Its 186 pages do not compare with the five volumes of Francis James Child's English and Scottish Popular Ballads, still less the eight volumes of the Greig-Duncan Folk Song Collection containing nearly 2,000 songs gathered from 1900 to 1920 but not published till a century later.
It is "big" in the sense with which singers of songs collected by Child, Gavin Greig and James Bruce Duncan tend to regard this monumental repertoire.
"Tradition is a story, learned from the past, told in the present, looking to the future," Gary West writes.

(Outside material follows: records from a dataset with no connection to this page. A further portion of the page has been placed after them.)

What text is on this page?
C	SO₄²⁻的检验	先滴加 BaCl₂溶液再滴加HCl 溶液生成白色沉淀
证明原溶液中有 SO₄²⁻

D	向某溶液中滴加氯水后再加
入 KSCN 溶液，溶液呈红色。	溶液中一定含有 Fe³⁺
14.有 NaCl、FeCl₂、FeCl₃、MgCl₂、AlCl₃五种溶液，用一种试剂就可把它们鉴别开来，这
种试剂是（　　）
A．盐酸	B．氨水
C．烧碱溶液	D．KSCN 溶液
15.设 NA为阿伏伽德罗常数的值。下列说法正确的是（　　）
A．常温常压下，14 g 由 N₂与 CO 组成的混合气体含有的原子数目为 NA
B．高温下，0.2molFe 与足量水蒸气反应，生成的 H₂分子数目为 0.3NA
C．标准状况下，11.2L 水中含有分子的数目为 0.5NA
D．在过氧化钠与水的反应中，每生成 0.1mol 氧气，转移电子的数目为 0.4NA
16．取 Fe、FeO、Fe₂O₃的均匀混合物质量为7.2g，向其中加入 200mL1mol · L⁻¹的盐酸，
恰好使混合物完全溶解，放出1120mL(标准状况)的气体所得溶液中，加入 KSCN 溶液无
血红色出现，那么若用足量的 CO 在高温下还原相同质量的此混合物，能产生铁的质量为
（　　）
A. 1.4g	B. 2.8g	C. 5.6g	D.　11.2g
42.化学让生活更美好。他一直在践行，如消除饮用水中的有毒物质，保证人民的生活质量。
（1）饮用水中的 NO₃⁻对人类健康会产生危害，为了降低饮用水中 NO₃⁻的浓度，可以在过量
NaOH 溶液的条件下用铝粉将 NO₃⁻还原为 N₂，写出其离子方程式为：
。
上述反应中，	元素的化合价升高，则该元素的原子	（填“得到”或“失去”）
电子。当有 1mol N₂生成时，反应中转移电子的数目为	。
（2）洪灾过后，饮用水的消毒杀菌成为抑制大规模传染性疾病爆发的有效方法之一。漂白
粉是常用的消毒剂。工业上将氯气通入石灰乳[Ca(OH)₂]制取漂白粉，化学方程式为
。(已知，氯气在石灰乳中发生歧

And it is to understand what the 2003 Convention for the Safeguarding of Intangible Cultural Heritage meant by this that he has written this book, presented in five different contexts - home, place, war, lands and lyrics and cultural.
He contrasts the "tartanry" and "Balmorality" of many of the fading flowers of Scotland and instead West sees tradition as a living and vital process.
Despite the huge scale of his chosen field, it is highly relevant to today's controversies over Scottish independence.
And, apart from an introduction to the past several centuries of folklore scholarship, his is a very personal odyssey -with some surprising omissions.
In West's section on the tradition's response to war and peace, there is no mention of the "Glesga Eskimos" nor of their anti-Polaris songs of the early '60s.
Is this because they did not restrict their tunes to the Scottish tradition, utilising Let's All Go Down the Strand and She'll Be Coming Round the Mountain for their musical polemics?
The book lacks an index, a major error in such a multi-faceted survey, and a timeline would have aided West's chosen task.
But VoIcing Scotland is a valuable contribution to the ongoing conversation about what it means to be a Scot.